The Household Mythology Creatures Thread.... Bear With Me On This...

I for some reason the other day had the phrase “Toaster Gnomes” come to mind. I started thinking of other mythological/hypothetical creatures juxtaposed with household locations/appliances.

Examples:

Sofa Elves
Fridgewraiths
Vacuunicorns
The Pantry Chupacabra
etc.

This is about the most mundane and pointless thing I can think of, and I really must share it. I bet you guys can think of really good ones, this IS what the SDMB is all about. And I think this has that “could be a great thread” vibe.

Gimme what you got, SDMB.

MarxBoy

Tubmummies.

Desk Devils.

Dopplehangers.

Dryer wolves.
I like it. My house seems so much more… populated now.

Thanks, MarxBoy.

How about these:

Bedwyrs - The monsters under the bed

The Nylonic Vortex - the place in your dryer that eats up the matches to socks.

Lint Filter Fairies
Ice-maker Sirens (They’re calling right now for me to add them to a margarita)
Oven Orcs

Doorknob-goblins!

Yeeeeaaahhh.

ooh! ooh! Toilet Trolls!!

Blender banshees

Bargoyles

Underwearwolves

I used to live in a place where many claimed that polar bears stole their bedclothes. I never saw any.

My father had us scared of the “barking spiders.” But that’s old. How about Attic Attilas?

LMAO, MrVisible

That will probably remain the undisputed champion post from this thread, which is shaping up to be a good one.

(Does MarxBoy dare to dream that one day, HE might be chosen for threadspotting)

hmmm…

Computrolls.

La-Z-Gnome.

Tele-faeries.

Table dwarves.

And, of course, the inimitable Polaroid Chimeras.

Sent me running up the stairs many a time. Especially when my rotten little brother Tommy would turn out the light & lock the basement door.

Motto Of The Basement Ghouls—

I shouldn’t even acknowledge the damned Zero Wing reference anymore, but I believe you mean

Sorry, with that last post should have been included a new creature.

How about… a poultrygeist that inhabits the meat drawer of the fridge?

Or Speaker Sprites?

I have a Closet Wraith in my walk-in. It eats things.
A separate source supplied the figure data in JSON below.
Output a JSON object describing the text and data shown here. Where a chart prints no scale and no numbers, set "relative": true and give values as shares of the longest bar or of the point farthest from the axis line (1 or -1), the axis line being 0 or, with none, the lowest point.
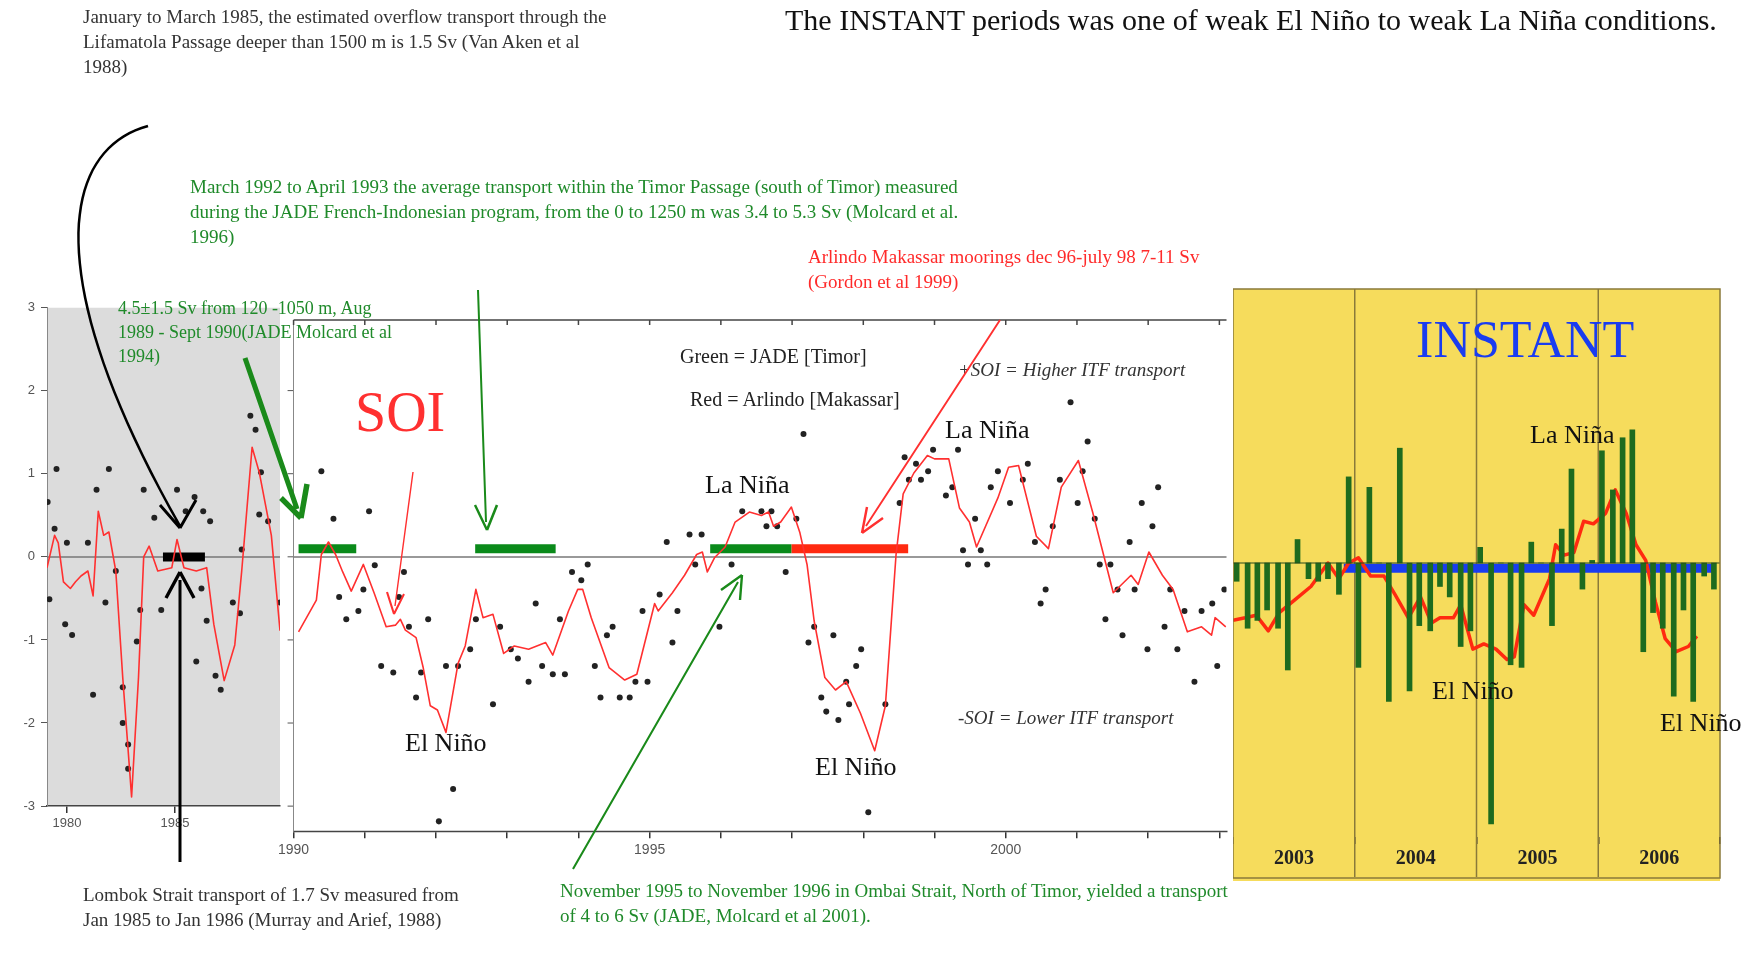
{
  "chart_data": [
    {
      "type": "line",
      "annotations": [
        "January to March 1985, the estimated overflow transport through the Lifamatola Passage deeper than 1500 m is 1.5 Sv (Van Aken et al 1988)",
        "Lombok Strait transport of 1.7 Sv measured from Jan 1985 to Jan 1986 (Murray and Arief, 1988)"
      ],
      "xlim": [
        1979.08,
        1989.85
      ],
      "xticks": [
        1980,
        1985
      ],
      "ylim": [
        -3,
        3
      ],
      "yticks": [
        -3,
        -2,
        -1,
        0,
        1,
        2,
        3
      ],
      "grid": false,
      "ref_lines": [
        {
          "axis": "y",
          "value": 0,
          "color": "#777777"
        }
      ],
      "series": [
        {
          "type": "line",
          "color": "#ff3030",
          "marker": "none",
          "x": [
            1979.08,
            1979.43,
            1979.6,
            1979.84,
            1980.16,
            1980.4,
            1980.65,
            1980.97,
            1981.21,
            1981.45,
            1981.7,
            1981.94,
            1982.26,
            1982.58,
            1982.99,
            1983.31,
            1983.55,
            1983.8,
            1984.2,
            1984.85,
            1985.09,
            1985.41,
            1985.98,
            1986.46,
            1986.79,
            1987.27,
            1987.76,
            1988.08,
            1988.56,
            1988.89,
            1989.45,
            1989.85
          ],
          "values": [
            -0.13,
            0.26,
            0.17,
            -0.3,
            -0.38,
            -0.3,
            -0.23,
            -0.17,
            -0.47,
            0.55,
            0.26,
            0.3,
            -0.17,
            -1.45,
            -2.89,
            -1.45,
            0.0,
            0.13,
            -0.17,
            -0.13,
            0.21,
            -0.13,
            -0.17,
            -0.13,
            -0.81,
            -1.49,
            -1.06,
            -0.17,
            1.32,
            1.02,
            0.26,
            -0.89
          ]
        },
        {
          "type": "scatter",
          "color": "#222222",
          "marker": "circle",
          "x": [
            1979.52,
            1979.11,
            1979.43,
            1979.19,
            1979.92,
            1980.24,
            1980.0,
            1980.97,
            1981.21,
            1981.37,
            1981.94,
            1981.78,
            1982.26,
            1982.58,
            1982.58,
            1982.83,
            1982.83,
            1983.23,
            1983.39,
            1983.55,
            1984.04,
            1984.36,
            1985.09,
            1985.49,
            1985.9,
            1986.3,
            1986.62,
            1986.22,
            1985.98,
            1986.46,
            1986.87,
            1987.11,
            1987.67,
            1988.0,
            1988.08,
            1988.48,
            1988.72,
            1988.97,
            1988.89,
            1989.3,
            1989.85
          ],
          "values": [
            1.06,
            0.66,
            0.34,
            -0.51,
            -0.81,
            -0.94,
            0.17,
            0.17,
            -1.66,
            0.81,
            1.06,
            -0.55,
            -0.17,
            -1.57,
            -2.0,
            -2.26,
            -2.55,
            -1.02,
            -0.64,
            0.81,
            0.47,
            -0.64,
            0.81,
            0.55,
            0.72,
            0.55,
            0.43,
            -0.38,
            -1.26,
            -0.77,
            -1.43,
            -1.6,
            -0.55,
            -0.68,
            0.09,
            1.7,
            1.53,
            1.02,
            0.51,
            0.43,
            -0.55
          ]
        },
        {
          "type": "line",
          "color": "#000000",
          "marker": "none",
          "x": [
            1984.44,
            1986.38
          ],
          "values": [
            0,
            0
          ]
        }
      ]
    },
    {
      "type": "line",
      "annotations": [
        "4.5±1.5 Sv from 120 -1050 m, Aug 1989 - Sept 1990(JADE Molcard et al 1994)",
        "March 1992 to April 1993 the average transport within the Timor Passage (south of Timor) measured during the JADE French-Indonesian program, from the 0 to 1250 m was 3.4 to 5.3 Sv (Molcard et al. 1996)",
        "Arlindo Makassar moorings dec 96-july 98 7-11 Sv (Gordon et al 1999)",
        "Green = JADE [Timor]",
        "Red = Arlindo [Makassar]",
        "+SOI = Higher ITF transport",
        "-SOI = Lower ITF transport",
        "November 1995 to November 1996 in Ombai Strait, North of Timor, yielded a transport of 4 to 6 Sv (JADE, Molcard et al 2001).",
        "El Niño",
        "La Niña",
        "El Niño",
        "La Niña"
      ],
      "xlim": [
        1990,
        2003.1
      ],
      "xticks": [
        1990,
        {
          "value": 1991,
          "label": null
        },
        {
          "value": 1992,
          "label": null
        },
        {
          "value": 1993,
          "label": null
        },
        {
          "value": 1994,
          "label": null
        },
        1995,
        {
          "value": 1996,
          "label": null
        },
        {
          "value": 1997,
          "label": null
        },
        {
          "value": 1998,
          "label": null
        },
        {
          "value": 1999,
          "label": null
        },
        2000,
        {
          "value": 2001,
          "label": null
        },
        {
          "value": 2002,
          "label": null
        },
        {
          "value": 2003,
          "label": null
        }
      ],
      "ylim": [
        -3.3,
        2.85
      ],
      "yticks": [
        -3,
        -2,
        -1,
        0,
        1,
        2
      ],
      "tick_labels": "x",
      "grid": false,
      "ref_lines": [
        {
          "axis": "y",
          "value": 0,
          "color": "#777777"
        }
      ],
      "series": [
        {
          "type": "line",
          "name": "SOI",
          "color": "#ff3030",
          "marker": "none",
          "x": [
            1990.07,
            1990.32,
            1990.39,
            1990.49,
            1990.59,
            1990.69,
            1990.81,
            1990.98,
            1991.13,
            1991.3,
            1991.43,
            1991.5,
            1991.57,
            1991.72,
            1991.82,
            1991.92,
            1992.02,
            1992.14,
            1992.31,
            1992.41,
            1992.56,
            1992.66,
            1992.8,
            1992.95,
            1993.1,
            1993.3,
            1993.54,
            1993.64,
            1993.86,
            1993.99,
            1994.06,
            1994.18,
            1994.43,
            1994.65,
            1994.82,
            1995.07,
            1995.12,
            1995.32,
            1995.49,
            1995.66,
            1995.74,
            1995.81,
            1995.91,
            1996.06,
            1996.2,
            1996.4,
            1996.57,
            1996.67,
            1996.74,
            1996.84,
            1996.99,
            1997.11,
            1997.21,
            1997.31,
            1997.46,
            1997.61,
            1997.76,
            1997.96,
            1998.16,
            1998.31,
            1998.46,
            1998.56,
            1998.71,
            1998.9,
            1999.0,
            1999.2,
            1999.35,
            1999.49,
            1999.59,
            1999.89,
            2000.04,
            2000.18,
            2000.43,
            2000.6,
            2000.78,
            2001.02,
            2001.22,
            2001.51,
            2001.76,
            2001.86,
            2002.01,
            2002.2,
            2002.35,
            2002.55,
            2002.75,
            2002.89,
            2002.94,
            2003.09
          ],
          "values": [
            -0.9,
            -0.52,
            0.03,
            0.18,
            0.03,
            -0.18,
            -0.41,
            -0.09,
            -0.43,
            -0.84,
            -0.82,
            -0.75,
            -0.88,
            -0.97,
            -1.33,
            -1.79,
            -1.84,
            -2.11,
            -1.28,
            -1.07,
            -0.39,
            -0.73,
            -0.69,
            -1.16,
            -1.07,
            -1.11,
            -1.03,
            -1.18,
            -0.65,
            -0.39,
            -0.39,
            -0.73,
            -1.33,
            -1.48,
            -1.41,
            -0.56,
            -0.65,
            -0.43,
            -0.22,
            0.03,
            0.06,
            -0.18,
            -0.01,
            0.12,
            0.42,
            0.54,
            0.5,
            0.54,
            0.37,
            0.42,
            0.6,
            0.29,
            -0.09,
            -0.77,
            -1.45,
            -1.6,
            -1.5,
            -1.88,
            -2.33,
            -1.79,
            0.03,
            0.76,
            1.01,
            1.22,
            1.18,
            1.18,
            0.59,
            0.42,
            0.12,
            0.71,
            1.08,
            1.1,
            0.25,
            0.1,
            0.84,
            1.16,
            0.54,
            -0.43,
            -0.22,
            -0.33,
            0.06,
            -0.22,
            -0.39,
            -0.9,
            -0.84,
            -0.94,
            -0.73,
            -0.84
          ]
        },
        {
          "type": "scatter",
          "color": "#222222",
          "marker": "circle",
          "x": [
            1990.39,
            1990.56,
            1991.06,
            1990.64,
            1990.74,
            1990.91,
            1990.98,
            1991.14,
            1991.23,
            1991.4,
            1991.55,
            1991.48,
            1991.62,
            1991.72,
            1991.89,
            1991.79,
            1992.14,
            1992.24,
            1992.04,
            1992.31,
            1992.48,
            1992.56,
            1992.8,
            1992.9,
            1993.05,
            1993.15,
            1993.3,
            1993.4,
            1993.49,
            1993.64,
            1993.81,
            1993.74,
            1993.91,
            1994.04,
            1994.13,
            1994.23,
            1994.31,
            1994.4,
            1994.48,
            1994.58,
            1994.72,
            1994.8,
            1994.97,
            1994.9,
            1995.14,
            1995.24,
            1995.32,
            1995.39,
            1995.56,
            1995.73,
            1995.64,
            1995.98,
            1996.15,
            1996.3,
            1996.57,
            1996.71,
            1996.64,
            1996.79,
            1996.91,
            1997.06,
            1997.16,
            1997.23,
            1997.31,
            1997.41,
            1997.48,
            1997.58,
            1997.65,
            1997.76,
            1997.8,
            1997.9,
            1997.97,
            1998.07,
            1998.31,
            1998.51,
            1998.58,
            1998.64,
            1998.74,
            1998.81,
            1998.91,
            1998.98,
            1999.16,
            1999.25,
            1999.33,
            1999.4,
            1999.47,
            1999.57,
            1999.65,
            1999.74,
            1999.79,
            1999.89,
            2000.06,
            2000.24,
            2000.31,
            2000.41,
            2000.49,
            2000.56,
            2000.66,
            2000.76,
            2000.91,
            2001.01,
            2001.08,
            2001.15,
            2001.25,
            2001.32,
            2001.4,
            2001.47,
            2001.57,
            2001.64,
            2001.74,
            2001.81,
            2001.91,
            2001.99,
            2002.06,
            2002.14,
            2002.23,
            2002.31,
            2002.41,
            2002.51,
            2002.65,
            2002.75,
            2002.9,
            2002.97,
            2003.07
          ],
          "values": [
            1.03,
            0.46,
            0.55,
            -0.48,
            -0.75,
            -0.65,
            -0.39,
            -0.1,
            -1.31,
            -1.39,
            -0.18,
            -0.48,
            -0.84,
            -1.69,
            -0.75,
            -1.39,
            -1.31,
            -2.79,
            -3.18,
            -1.31,
            -1.11,
            -0.75,
            -1.77,
            -0.84,
            -1.11,
            -1.22,
            -1.5,
            -0.56,
            -1.31,
            -1.41,
            -1.41,
            -0.75,
            -0.18,
            -0.28,
            -0.09,
            -1.31,
            -1.69,
            -0.94,
            -0.84,
            -1.69,
            -1.69,
            -1.5,
            -1.5,
            -0.65,
            -0.45,
            0.18,
            -1.03,
            -0.65,
            0.27,
            0.27,
            -0.09,
            -0.84,
            -0.09,
            0.55,
            0.55,
            0.55,
            0.37,
            0.37,
            -0.18,
            0.46,
            1.48,
            -1.03,
            -0.84,
            -1.69,
            -1.86,
            -0.94,
            -1.96,
            -1.5,
            -1.77,
            -1.31,
            -1.11,
            -3.07,
            -1.77,
            0.65,
            1.2,
            0.93,
            1.12,
            0.93,
            1.03,
            1.29,
            0.74,
            0.84,
            1.29,
            0.08,
            -0.09,
            0.46,
            0.08,
            -0.09,
            0.84,
            1.03,
            0.65,
            0.93,
            1.12,
            0.18,
            -0.56,
            -0.39,
            0.37,
            0.93,
            1.86,
            0.65,
            1.03,
            1.39,
            0.46,
            -0.09,
            -0.75,
            -0.09,
            -0.39,
            -0.94,
            0.18,
            -0.39,
            0.65,
            -1.11,
            0.37,
            0.84,
            -0.84,
            -0.39,
            -1.11,
            -0.65,
            -1.5,
            -0.65,
            -0.56,
            -1.31,
            -0.39
          ]
        },
        {
          "type": "line",
          "color": "#0a8a1a",
          "marker": "none",
          "x": [
            1990.07,
            1990.88
          ],
          "values": [
            0.1,
            0.1
          ]
        },
        {
          "type": "line",
          "color": "#0a8a1a",
          "marker": "none",
          "x": [
            1992.55,
            1993.68
          ],
          "values": [
            0.1,
            0.1
          ]
        },
        {
          "type": "line",
          "color": "#0a8a1a",
          "marker": "none",
          "x": [
            1995.85,
            1996.99
          ],
          "values": [
            0.1,
            0.1
          ]
        },
        {
          "type": "line",
          "color": "#ff2a10",
          "marker": "none",
          "x": [
            1996.99,
            1998.63
          ],
          "values": [
            0.1,
            0.1
          ]
        }
      ]
    },
    {
      "type": "bar",
      "title": "INSTANT",
      "relative": true,
      "annotations": [
        "The INSTANT periods was one of weak El Niño to weak La Niña conditions.",
        "La Niña",
        "El Niño",
        "El Niño"
      ],
      "xlim": [
        2003,
        2007
      ],
      "xticks": [
        {
          "value": 2003.5,
          "label": "2003"
        },
        {
          "value": 2004.5,
          "label": "2004"
        },
        {
          "value": 2005.5,
          "label": "2005"
        },
        {
          "value": 2006.5,
          "label": "2006"
        }
      ],
      "grid": false,
      "ref_lines": [
        {
          "axis": "x",
          "value": 2004,
          "color": "#8a7a3a"
        },
        {
          "axis": "x",
          "value": 2005,
          "color": "#8a7a3a"
        },
        {
          "axis": "x",
          "value": 2006,
          "color": "#8a7a3a"
        }
      ],
      "series": [
        {
          "type": "bar",
          "color": "#1e6b1e",
          "x": [
            2003.03,
            2003.12,
            2003.2,
            2003.28,
            2003.37,
            2003.45,
            2003.53,
            2003.62,
            2003.7,
            2003.78,
            2003.87,
            2003.95,
            2004.03,
            2004.12,
            2004.2,
            2004.28,
            2004.37,
            2004.45,
            2004.53,
            2004.62,
            2004.7,
            2004.78,
            2004.87,
            2004.95,
            2005.03,
            2005.12,
            2005.2,
            2005.28,
            2005.37,
            2005.45,
            2005.53,
            2005.62,
            2005.7,
            2005.78,
            2005.87,
            2005.95,
            2006.03,
            2006.12,
            2006.2,
            2006.28,
            2006.37,
            2006.45,
            2006.53,
            2006.62,
            2006.7,
            2006.78,
            2006.87,
            2006.95
          ],
          "values": [
            -0.07,
            -0.25,
            -0.22,
            -0.18,
            -0.25,
            -0.41,
            0.09,
            -0.06,
            -0.07,
            -0.06,
            -0.12,
            0.33,
            -0.4,
            0.29,
            0.0,
            -0.53,
            0.44,
            -0.49,
            -0.24,
            -0.26,
            -0.09,
            -0.13,
            -0.32,
            -0.26,
            0.06,
            -1.0,
            0.0,
            -0.39,
            -0.4,
            0.08,
            0.0,
            -0.24,
            0.13,
            0.36,
            -0.1,
            0.01,
            0.43,
            0.28,
            0.48,
            0.51,
            -0.34,
            -0.19,
            -0.25,
            -0.51,
            -0.18,
            -0.53,
            -0.05,
            -0.1
          ]
        },
        {
          "type": "line",
          "color": "#ff2a10",
          "marker": "none",
          "x": [
            2003.0,
            2003.1,
            2003.19,
            2003.29,
            2003.38,
            2003.51,
            2003.64,
            2003.78,
            2003.87,
            2003.95,
            2004.03,
            2004.13,
            2004.24,
            2004.33,
            2004.44,
            2004.54,
            2004.63,
            2004.7,
            2004.81,
            2004.87,
            2004.97,
            2005.06,
            2005.16,
            2005.25,
            2005.31,
            2005.39,
            2005.47,
            2005.6,
            2005.65,
            2005.72,
            2005.8,
            2005.88,
            2005.96,
            2006.06,
            2006.14,
            2006.23,
            2006.31,
            2006.39,
            2006.47,
            2006.55,
            2006.64,
            2006.74,
            2006.81
          ],
          "values": [
            -0.22,
            -0.21,
            -0.2,
            -0.26,
            -0.19,
            -0.14,
            -0.09,
            0.0,
            -0.06,
            0.0,
            0.02,
            -0.05,
            -0.05,
            -0.12,
            -0.21,
            -0.13,
            -0.23,
            -0.21,
            -0.21,
            -0.16,
            -0.33,
            -0.31,
            -0.33,
            -0.37,
            -0.36,
            -0.16,
            -0.2,
            -0.06,
            0.07,
            0.03,
            0.04,
            0.16,
            0.15,
            0.19,
            0.28,
            0.19,
            0.07,
            0.01,
            -0.15,
            -0.29,
            -0.34,
            -0.32,
            -0.28
          ]
        },
        {
          "type": "line",
          "color": "#1a3cf0",
          "marker": "none",
          "x": [
            2003.91,
            2006.94
          ],
          "values": [
            -0.02,
            -0.02
          ]
        }
      ]
    }
  ]
}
Underpants Gnomes: They steal your nicest pieces of underwear… that reminds me, I’m still missing this really nice expensive thong that matches one of my bras. Has anyone seen it?
Closet/Drawer/Storage Space Gremlins: They move stuff around and take bites out of things when you’re not looking. One of my friends found a big bite taken out of one of his CDs with teeth marks and everything… weird.
Sock Monkey Klan: They gang up with all your other childhood memorabilia and randomly hide old toys, etc. that you were looking for to either give to someone or display.

Great thread!

I have personally experienced “Pipe Dwarves” - they make the noises in your radiator pipes when they swing their dwarf-hammers.

And “The Fushes” - only my late grandmother could hear them, but they inhabited the bed in our guest room and said “Fush! Fush!” through the night.

Cereal Dust Fairies

Outrageous Odor Wraiths (they’re invisible, but they’re there.)

Milk Mummy

Change Sprites

The Bottom-Of-The-Laundry-Pile Cleaners

Pantry pixies

The trolls under the fridge

Mystery Meat Manticore: It Came from Beyond the Coleslaw

Dust pookas (Harvey! :smiley: )

Kitchen kobolds

Clutter cluricaunes

Lampricauns

Sidhets
Is anyone else curious as to what prompted the phrase “toaster gnomes” to drift through Marxboy’s mind?

Carpet Trolls- live under carpets/rugs. Cause mysterious lumps to occur as to trip hapless humans.

Freezer Fairies- Open the freezer door just after you leave for work to cause all the ice cream to melt by the time you get home. Their secondary repsonsibility is to consume all ice cubes (but one) in any given ice try.

The Secret Society of Clock-Watching Witches- Cause stairs to creak, doors to squeak, and windows to slam when someone is trying to sneak past their parent/room mate/signifigant other at an ungodly hour.

Denim Munching Hell Hounds- chew holes in all of the knees of my 501s.